I would be remiss if I didn’t invoke Rob Lowe at this time, because don’t all our thoughts spring immediately to Rob Lowe when thinking of calico dresses and churning butter in log cabins?
The man is a stinking sensei of the craft of writing. In an essay called “Unprepared,” taken from his latest memoir “Love Life,” Lowe ponders his firstborn leaving, like Sophie, for a college far away from home. He links his feelings now to when he was a child, and was forced to split time between his newly divorced parents:
“When I was a boy, I had to leave my friends in the summer, just as Malibu was becoming Malibu, say goodbye to my first girlfriend and go to Ohio to stay with my dad. There is a little of that sense memory at play too, a feeling that I’m about to be left out of important events, separated from life as I know it, the world as I love it.”
Back-to-school: Sharpening pencils, filling and zipping backpacks, signing more documents than a notary public for a solid week. It’s all these things and so much more. There’s the great push, the busyness of launching a new year. And there are rumbles of a changing world, getting louder and louder.

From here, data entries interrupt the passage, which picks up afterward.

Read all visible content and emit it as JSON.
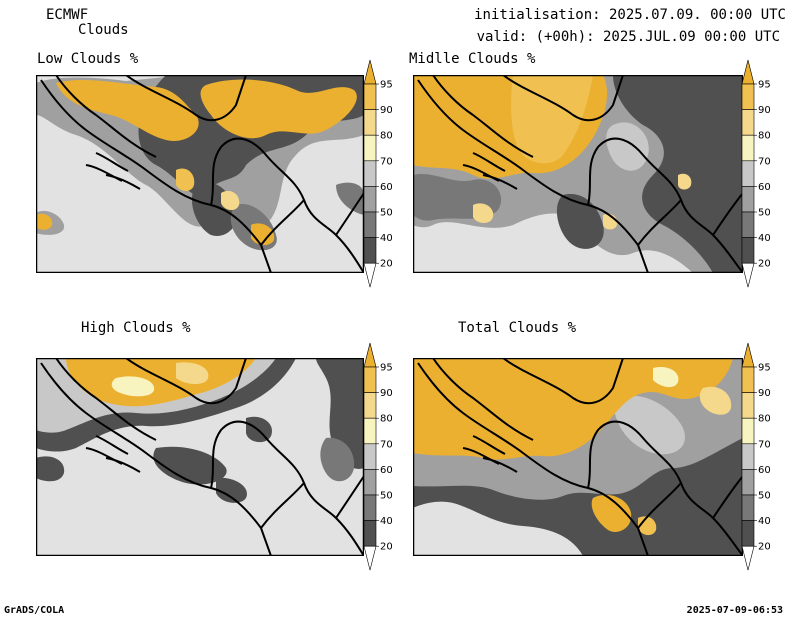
{
  "header": {
    "model": "ECMWF",
    "field": "Clouds",
    "initialisation": "initialisation: 2025.07.09. 00:00 UTC",
    "valid": "valid: (+00h): 2025.JUL.09 00:00 UTC"
  },
  "panels": [
    {
      "title": "Low Clouds %"
    },
    {
      "title": "Midlle Clouds %"
    },
    {
      "title": "High Clouds %"
    },
    {
      "title": "Total Clouds %"
    }
  ],
  "colorbar": {
    "levels": [
      "20",
      "40",
      "50",
      "60",
      "70",
      "80",
      "90",
      "95"
    ],
    "colors": {
      "below20": "#ffffff",
      "c20_40": "#505050",
      "c40_50": "#787878",
      "c50_60": "#a0a0a0",
      "c60_70": "#c8c8c8",
      "c70_80": "#f8f4c0",
      "c80_90": "#f4d88c",
      "c90_95": "#f0c050",
      "c95_up": "#ecb030"
    }
  },
  "footer": {
    "left": "GrADS/COLA",
    "right": "2025-07-09-06:53"
  }
}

Every year, when we separate from our littles and our mediums and our shaggy-chinned bro-huggers, we’re also beginning to separate from life as we know it. We’re one step closer in the process of undoing, detaching, and disconnecting from the world as we love it.
And therein lies the rub.
But I still have two years left before Quake #1. I better go buy some milk.
How are YOU doing re: back-to-school? Thrilled? Desolate? Any and all responses are acceptable.